L’estate sta finendo. Eh già! Ce ne accorgiamo dai tramonti, che arrivano sempre più in anticipo, costringendoci a rivedere i piani per lo svolgimento delle attività outdoor, dalla corsetta pomeridiana all’itinerario di trekking del weekend. In montagna non esistono regole scritte che impongano il rientro a casa entro il calare del sole, ma essenziale è essere eventualmente pronti ad affrontare le ore di buio all’aperto. Vediamo insieme come sia opportuno preparare lo zaino. Cosa sia necessario non dimenticare mai a casa per vivere una escursione in tranquillità e sicurezza durante il cambio di stagione.

Come preparare lo zaino da trekking 

Ogni anno la fine del mese di agosto, che per molti sancisce anche la fine delle vacanze, segna l’avvio di una fase di transizione tra la stagione estiva a autunnale. Secondo il calendario astronomico, ogni anno l’autunno entra ufficialmente in scena in corrispondenza dell’equinozio del 22 o 23 settembre, ma già nelle settimane precedenti si percepisce nell’aria il cambiamento stagionale. I giorni si accorciano, le temperature medie tendono a scendere, soprattutto dopo il tramonto. Due elementi da tenere in considerazione in fase di preparazione dello zaino in vista di un trekking in giornata.

Il consiglio, valido in tutte le stagioni, è di dedicarsi con attenzione al riempimento del proprio zaino almeno la sera prima di mettersi in cammino. E non in fretta e furia al mattino. Le dimenticanze possono capitare, ma cerchiamo di ridurre così il rischio!

Partiamo da ciò che nello zaino da trekking non deve mai mancare in nessuna stagione: acqua e cibo. In termini quantitativi, anche se le temperature diurne risultano più sostenibili che nei mesi centrali dell’estate, cerchiamo di portare almeno 1 litro d’acqua, 2 è anche meglio. Cibo: accanto al pranzo al sacco (da evitarsi cibi eccessivamente pesanti), è bene portare con sé delle barrette o della frutta secca, snack che fungano da rapida ricarica delle energie perse.

Passiamo all’abbigliamento. Importante è essere pronti a potenziali abbassamenti della temperatura, legati alla quota, a mutamenti del meteo e, come premesso, all’arrivo anticipato del buio. Dunque mai dimenticare di infilare nello zaino un pile tecnico e un guscio impermeabile (che può essere utile anche per schermarci dal vento o da eventuali precipitazioni). Anche un paio di guanti e una fascia o un cappello di lana possono rappresentare aggiunte potenzialmente utili e poco ingombranti.

Regina del cambio di stagione è la lampada frontale. Uno strumento che pesa poche decine di grammi, ingombra poco, e può risultare essenziale nel caso in cui il buio sopraggiungesse prima del nostro rientro dal trekking. E non solo. La lampada frontale nasce infatti come tool per illuminare percorsi e ambienti in condizioni di scarsa luminosità (strade, sentieri, pareti rocciose così come anche ambienti ipogei), ma può rivelarsi utile anche in caso di emergenza. Può essere infatti sfruttata come segnalatore per lanciare dei messaggi luminosi. Una pratica non estremamente semplice che però sarebbe bene imparare.

In caso di emergenza, per richiamare l’attenzione a distanza, si può lanciare un “messaggio” emettendo 6 segnali al minuto (1 ogni 10 secondi), che possono essere di tipo luminoso (flash di luce) o sonoro (fischio o grida). Chi osserva deve rispondere con 3 segnali in un minuto (uno ogni 20 secondi).

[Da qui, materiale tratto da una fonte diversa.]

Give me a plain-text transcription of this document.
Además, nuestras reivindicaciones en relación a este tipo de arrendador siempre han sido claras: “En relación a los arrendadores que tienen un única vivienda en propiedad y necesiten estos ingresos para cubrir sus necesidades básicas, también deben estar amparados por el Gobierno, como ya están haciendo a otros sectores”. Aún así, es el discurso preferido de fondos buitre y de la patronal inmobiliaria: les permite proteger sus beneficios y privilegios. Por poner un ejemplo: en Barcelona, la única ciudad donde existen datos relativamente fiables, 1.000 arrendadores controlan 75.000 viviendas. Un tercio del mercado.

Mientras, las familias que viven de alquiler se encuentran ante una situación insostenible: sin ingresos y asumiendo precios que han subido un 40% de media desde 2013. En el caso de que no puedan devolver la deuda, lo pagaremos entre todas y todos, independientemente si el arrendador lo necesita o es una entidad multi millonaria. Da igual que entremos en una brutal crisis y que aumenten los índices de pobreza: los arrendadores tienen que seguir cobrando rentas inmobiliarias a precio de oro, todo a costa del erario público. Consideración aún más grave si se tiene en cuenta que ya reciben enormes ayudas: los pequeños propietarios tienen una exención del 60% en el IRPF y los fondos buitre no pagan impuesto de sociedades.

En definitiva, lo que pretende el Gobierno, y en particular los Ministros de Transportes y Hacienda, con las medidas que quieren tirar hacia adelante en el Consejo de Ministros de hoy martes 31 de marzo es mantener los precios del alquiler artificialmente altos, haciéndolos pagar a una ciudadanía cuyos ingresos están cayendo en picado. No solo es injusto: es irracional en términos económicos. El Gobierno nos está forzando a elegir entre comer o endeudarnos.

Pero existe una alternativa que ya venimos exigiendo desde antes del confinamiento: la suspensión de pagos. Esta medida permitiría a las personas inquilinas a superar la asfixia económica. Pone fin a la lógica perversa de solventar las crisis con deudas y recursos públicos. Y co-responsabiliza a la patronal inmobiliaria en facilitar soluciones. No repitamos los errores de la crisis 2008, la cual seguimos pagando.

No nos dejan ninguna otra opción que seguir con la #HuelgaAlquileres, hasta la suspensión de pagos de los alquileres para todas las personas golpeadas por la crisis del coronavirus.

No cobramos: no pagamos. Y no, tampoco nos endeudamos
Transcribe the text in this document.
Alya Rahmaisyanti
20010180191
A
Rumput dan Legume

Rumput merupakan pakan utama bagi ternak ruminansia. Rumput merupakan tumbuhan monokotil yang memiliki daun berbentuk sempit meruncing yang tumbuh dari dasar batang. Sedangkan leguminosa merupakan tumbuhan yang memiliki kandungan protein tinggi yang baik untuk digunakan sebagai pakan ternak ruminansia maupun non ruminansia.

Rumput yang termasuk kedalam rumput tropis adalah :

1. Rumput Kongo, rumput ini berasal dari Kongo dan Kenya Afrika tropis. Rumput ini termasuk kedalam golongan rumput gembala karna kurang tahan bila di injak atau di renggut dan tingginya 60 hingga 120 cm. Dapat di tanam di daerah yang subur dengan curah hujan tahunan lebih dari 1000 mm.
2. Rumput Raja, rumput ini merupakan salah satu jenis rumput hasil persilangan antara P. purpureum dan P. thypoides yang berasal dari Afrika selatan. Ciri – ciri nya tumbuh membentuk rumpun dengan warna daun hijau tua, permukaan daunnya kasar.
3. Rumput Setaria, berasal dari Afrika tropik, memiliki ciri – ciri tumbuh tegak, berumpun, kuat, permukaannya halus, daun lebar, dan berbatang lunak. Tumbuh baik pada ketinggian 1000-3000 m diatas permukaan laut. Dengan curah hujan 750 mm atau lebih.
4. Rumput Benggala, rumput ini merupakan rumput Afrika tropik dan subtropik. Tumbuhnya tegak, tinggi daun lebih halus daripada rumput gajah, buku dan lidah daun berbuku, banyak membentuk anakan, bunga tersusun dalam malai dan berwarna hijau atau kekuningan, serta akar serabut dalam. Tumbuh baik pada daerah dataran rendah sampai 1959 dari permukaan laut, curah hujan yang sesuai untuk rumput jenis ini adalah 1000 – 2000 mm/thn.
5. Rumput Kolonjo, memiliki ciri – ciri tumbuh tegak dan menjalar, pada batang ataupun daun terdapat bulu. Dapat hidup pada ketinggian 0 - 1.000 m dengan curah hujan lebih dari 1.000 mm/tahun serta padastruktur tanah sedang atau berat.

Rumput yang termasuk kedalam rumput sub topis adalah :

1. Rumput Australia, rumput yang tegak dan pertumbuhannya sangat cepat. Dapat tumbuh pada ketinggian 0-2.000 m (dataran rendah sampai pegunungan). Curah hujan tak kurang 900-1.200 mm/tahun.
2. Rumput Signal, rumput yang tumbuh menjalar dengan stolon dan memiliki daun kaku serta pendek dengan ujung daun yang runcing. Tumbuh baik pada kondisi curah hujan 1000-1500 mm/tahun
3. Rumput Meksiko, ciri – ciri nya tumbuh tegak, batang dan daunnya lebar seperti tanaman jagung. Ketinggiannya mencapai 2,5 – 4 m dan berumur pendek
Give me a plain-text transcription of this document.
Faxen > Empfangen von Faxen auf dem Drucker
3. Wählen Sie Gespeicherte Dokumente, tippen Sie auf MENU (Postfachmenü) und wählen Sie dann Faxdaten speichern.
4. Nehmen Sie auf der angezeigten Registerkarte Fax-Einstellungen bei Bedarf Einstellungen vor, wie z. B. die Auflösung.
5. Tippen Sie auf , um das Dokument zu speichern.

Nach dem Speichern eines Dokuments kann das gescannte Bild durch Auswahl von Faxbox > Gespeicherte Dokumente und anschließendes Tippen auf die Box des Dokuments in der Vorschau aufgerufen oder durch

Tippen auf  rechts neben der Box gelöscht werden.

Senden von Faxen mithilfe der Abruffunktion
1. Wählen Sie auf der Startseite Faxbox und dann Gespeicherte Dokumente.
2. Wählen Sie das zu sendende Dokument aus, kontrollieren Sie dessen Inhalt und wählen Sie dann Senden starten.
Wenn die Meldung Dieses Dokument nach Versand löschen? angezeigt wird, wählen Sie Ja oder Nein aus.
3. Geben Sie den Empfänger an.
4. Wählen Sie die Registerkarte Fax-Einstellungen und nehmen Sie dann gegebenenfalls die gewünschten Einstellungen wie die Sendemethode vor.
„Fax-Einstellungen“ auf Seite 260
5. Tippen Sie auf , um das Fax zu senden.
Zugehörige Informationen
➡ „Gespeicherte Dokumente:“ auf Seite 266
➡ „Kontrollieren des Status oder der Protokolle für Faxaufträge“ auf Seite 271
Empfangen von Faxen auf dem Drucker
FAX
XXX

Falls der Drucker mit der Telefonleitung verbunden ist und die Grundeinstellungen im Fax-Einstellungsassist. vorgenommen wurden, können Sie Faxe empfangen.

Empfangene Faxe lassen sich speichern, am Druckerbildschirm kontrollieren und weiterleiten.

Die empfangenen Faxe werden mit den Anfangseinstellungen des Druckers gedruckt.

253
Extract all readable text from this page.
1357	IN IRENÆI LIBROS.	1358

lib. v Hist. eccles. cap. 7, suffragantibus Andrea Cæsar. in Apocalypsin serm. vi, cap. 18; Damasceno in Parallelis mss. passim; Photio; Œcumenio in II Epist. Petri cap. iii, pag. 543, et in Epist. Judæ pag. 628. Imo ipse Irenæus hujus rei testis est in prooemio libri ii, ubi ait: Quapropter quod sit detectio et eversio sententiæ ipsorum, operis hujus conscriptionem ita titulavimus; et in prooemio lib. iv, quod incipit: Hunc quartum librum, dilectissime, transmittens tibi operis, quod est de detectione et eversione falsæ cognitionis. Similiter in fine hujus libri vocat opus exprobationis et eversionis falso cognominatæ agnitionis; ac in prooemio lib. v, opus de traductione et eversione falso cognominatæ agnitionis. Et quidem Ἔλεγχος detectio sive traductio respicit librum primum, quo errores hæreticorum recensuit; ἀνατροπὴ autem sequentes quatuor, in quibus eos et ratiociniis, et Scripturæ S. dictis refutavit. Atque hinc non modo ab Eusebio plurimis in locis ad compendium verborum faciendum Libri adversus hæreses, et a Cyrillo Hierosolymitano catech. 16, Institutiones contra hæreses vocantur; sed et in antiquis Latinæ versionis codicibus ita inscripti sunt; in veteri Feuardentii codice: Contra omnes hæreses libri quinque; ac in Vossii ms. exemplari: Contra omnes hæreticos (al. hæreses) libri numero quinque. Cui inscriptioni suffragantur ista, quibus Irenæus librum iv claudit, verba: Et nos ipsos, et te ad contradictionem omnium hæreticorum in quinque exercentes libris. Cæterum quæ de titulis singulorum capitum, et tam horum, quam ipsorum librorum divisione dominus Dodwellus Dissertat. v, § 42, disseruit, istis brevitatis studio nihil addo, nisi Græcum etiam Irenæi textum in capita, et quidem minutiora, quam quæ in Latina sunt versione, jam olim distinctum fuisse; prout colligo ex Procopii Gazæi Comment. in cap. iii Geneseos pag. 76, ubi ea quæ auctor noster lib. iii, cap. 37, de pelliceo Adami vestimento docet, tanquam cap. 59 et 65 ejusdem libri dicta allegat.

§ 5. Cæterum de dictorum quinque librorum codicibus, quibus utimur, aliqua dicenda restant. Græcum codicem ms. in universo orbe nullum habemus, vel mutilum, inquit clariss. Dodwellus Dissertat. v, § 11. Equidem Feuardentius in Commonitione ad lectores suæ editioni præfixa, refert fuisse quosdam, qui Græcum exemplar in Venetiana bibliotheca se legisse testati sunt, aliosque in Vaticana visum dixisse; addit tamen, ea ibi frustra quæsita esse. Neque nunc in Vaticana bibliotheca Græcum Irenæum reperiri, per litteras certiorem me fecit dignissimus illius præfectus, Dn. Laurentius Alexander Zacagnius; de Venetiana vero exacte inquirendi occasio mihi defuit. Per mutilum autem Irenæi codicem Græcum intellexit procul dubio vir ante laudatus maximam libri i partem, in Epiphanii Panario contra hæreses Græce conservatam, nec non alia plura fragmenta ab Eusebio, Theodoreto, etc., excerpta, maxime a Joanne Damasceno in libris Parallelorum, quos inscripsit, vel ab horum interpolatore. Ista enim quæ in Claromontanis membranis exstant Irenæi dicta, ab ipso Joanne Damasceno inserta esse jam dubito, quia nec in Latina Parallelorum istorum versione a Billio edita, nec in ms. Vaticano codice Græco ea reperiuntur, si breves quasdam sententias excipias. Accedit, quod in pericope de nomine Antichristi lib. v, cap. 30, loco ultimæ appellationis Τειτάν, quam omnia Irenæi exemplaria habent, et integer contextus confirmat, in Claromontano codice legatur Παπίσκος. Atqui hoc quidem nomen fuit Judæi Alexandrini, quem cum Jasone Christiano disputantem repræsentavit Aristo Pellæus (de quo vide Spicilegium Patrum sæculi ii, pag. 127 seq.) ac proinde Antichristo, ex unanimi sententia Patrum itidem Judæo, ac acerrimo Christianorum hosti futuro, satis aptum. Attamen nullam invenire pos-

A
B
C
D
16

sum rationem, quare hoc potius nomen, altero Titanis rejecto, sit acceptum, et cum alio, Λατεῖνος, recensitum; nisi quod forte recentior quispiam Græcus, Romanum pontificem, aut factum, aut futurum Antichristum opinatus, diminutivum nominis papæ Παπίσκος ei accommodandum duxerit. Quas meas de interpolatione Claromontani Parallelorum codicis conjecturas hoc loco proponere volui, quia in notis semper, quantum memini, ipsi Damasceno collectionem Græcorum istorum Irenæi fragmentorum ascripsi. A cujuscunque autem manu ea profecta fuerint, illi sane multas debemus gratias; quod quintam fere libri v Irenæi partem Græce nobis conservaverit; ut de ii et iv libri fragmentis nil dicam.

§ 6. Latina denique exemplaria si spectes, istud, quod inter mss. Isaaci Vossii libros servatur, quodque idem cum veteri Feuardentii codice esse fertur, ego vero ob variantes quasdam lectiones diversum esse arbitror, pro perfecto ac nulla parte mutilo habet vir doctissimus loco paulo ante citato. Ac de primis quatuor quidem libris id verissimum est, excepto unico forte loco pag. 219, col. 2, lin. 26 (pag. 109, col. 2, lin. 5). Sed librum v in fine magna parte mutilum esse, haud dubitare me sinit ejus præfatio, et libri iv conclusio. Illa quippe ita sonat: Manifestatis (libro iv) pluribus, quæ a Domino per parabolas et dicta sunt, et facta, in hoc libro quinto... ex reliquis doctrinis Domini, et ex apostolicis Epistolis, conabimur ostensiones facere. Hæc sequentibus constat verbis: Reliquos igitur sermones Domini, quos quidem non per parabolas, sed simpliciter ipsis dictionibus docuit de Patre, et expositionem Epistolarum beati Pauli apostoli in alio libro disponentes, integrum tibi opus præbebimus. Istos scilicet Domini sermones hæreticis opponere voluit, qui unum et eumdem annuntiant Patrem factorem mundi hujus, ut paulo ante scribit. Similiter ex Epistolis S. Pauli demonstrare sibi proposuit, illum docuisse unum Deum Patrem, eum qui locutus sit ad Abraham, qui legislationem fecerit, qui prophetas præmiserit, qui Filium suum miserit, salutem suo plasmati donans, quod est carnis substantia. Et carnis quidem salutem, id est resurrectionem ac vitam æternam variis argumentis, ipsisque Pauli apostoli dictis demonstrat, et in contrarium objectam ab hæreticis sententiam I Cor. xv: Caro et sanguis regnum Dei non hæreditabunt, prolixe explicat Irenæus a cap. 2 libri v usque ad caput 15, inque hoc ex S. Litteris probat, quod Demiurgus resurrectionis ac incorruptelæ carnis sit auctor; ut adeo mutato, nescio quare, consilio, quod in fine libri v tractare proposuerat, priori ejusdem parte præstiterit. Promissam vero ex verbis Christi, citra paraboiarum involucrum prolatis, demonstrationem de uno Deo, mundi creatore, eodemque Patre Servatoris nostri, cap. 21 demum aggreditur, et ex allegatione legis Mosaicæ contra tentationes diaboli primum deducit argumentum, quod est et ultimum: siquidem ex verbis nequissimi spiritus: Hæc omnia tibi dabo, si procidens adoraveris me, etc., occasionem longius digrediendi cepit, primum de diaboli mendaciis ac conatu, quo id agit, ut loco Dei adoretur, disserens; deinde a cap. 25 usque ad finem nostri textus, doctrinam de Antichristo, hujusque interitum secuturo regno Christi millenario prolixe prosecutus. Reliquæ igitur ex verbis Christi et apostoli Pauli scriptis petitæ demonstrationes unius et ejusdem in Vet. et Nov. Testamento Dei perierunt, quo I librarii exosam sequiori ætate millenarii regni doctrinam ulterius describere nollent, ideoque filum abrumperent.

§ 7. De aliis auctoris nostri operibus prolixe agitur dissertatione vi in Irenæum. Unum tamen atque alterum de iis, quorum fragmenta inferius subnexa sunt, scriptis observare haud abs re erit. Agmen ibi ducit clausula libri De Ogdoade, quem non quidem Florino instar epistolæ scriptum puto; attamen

lampada frontale, trekking

Qualora si partecipi a un trekking con guida, quest’ultima avrà sempre con sé un kit di primo soccorso, ovvero un insieme di farmaci e materiale per effettuare medicazioni utile in caso di emergenza per aiutare persone vittime di traumi o malori. Ma è buona abitudine per ogni escursionista dotarsene. In commercio si trovano kit già pronti, in alternativa lo si può assemblare in autonomia, assicurandosi di avere con sé almeno gli elementi più importanti (quali cerotti, disinfettante, cotone idrofilo, garze sterili, pinzette, forbici, nastro adesivo medico, laccio emostatico, eventuali farmaci contro le punture di insetto e ghiaccio istantaneo).

Ultimo consiglio, anzi due. Altra buona abitudine da adottare soprattutto nei mesi meno caldi dell’anno, è inserire nello zaino da trekking una coperta isotermica (detta anche “metallina”) e uno scaldamani portatile da escursionismo. Due accessori economici e leggeri.